I learnt very early on in life that an easy way to feel morally superior is to be prepared to discuss something when the other party isn't. It can be pretty cold comfort when you're not part of the mob and the mob is following the one who shouts loudest, but in school politics you take what comfort you can. You slink back into your hole with a good book (a proudly intellectual and creative activity beyond the ability of the cretins to grasp) and quietly despise the lot of them in the privacy of your own head.
An advanced form of the game is to award points for every emotive buzzword used by the one leading the shouting down of your rational position to disguise the process as debate, e.g. "If you believe that then you're a bent commie."

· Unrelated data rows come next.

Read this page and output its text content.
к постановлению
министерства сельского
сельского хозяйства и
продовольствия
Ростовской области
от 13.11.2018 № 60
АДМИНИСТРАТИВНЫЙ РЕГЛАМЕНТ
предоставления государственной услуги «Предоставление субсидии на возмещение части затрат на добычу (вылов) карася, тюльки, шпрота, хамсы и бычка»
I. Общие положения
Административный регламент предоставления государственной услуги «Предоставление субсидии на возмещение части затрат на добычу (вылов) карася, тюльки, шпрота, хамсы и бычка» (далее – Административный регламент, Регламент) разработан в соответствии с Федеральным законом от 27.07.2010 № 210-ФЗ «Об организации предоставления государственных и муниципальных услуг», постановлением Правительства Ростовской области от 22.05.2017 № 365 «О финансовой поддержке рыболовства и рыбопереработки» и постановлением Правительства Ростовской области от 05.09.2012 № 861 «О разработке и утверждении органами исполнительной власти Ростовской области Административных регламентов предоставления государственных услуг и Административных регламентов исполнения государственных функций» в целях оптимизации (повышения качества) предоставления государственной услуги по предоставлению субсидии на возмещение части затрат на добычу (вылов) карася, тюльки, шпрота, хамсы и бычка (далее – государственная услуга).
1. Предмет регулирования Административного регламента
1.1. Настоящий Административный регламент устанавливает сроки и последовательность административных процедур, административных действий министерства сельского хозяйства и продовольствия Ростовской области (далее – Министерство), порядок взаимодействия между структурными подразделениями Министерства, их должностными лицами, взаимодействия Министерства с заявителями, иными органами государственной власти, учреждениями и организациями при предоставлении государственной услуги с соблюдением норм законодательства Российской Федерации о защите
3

I can’t remember when I learnt of the Parliamentary practice of talking out; I do remember a sense of disillusion like a slap in the face. It was so important to me to know that there was a place where grown-up, sensible adults could talk about anything in a grown-up, sensible way. Instead I learnt that sometimes, in lieu of an actual debate where – Heaven forefend – people may disagree with you and have the bad taste to point out your errors, clever tricks are employed to use up the allotted Parliamentary time and thus a bill dies like a fragile flower strangled by weeds. It struck me as being on the same level as people who win arguments on technicalities and with clever words, as if that somehow alters the very nature of reality. An activity that never failed to earn my adolescent contempt, and doesn't do too well with me as an adult either.
(Failing that, you can always just ban whoever you disagree with. Can you tell I grew up under Thatcher?)
Nowadays I'm thicker skinned and a little less starry eyed about Parliament, and sometimes you must sup with the devil. On Friday the amendment to the Freedom of Information Act that will exempt MPs from its provisions is up for grabs again. This was talked out the first time it came up for discussion, so it went to the bottom of the pile. Unusually, however, all the bills that are now ahead of it are incomplete so it gets another chance for debating in the House.
The bill's originator, David Maclean MP, says it's to protect constituents who need to know that their correspondence with their MP is totally confidential. Opponents say that of course constituents need to be granted anonymity, and they already have it under existing rules. Instinct says that Maclean's position may be what it's for, but it's not how it will be used. It will be used to hide as much they can get away with from the public eye, and that is a Bad Thing.
If talking out is the only way to kill it, then talk, my pretties, talk like you’ve never talked before.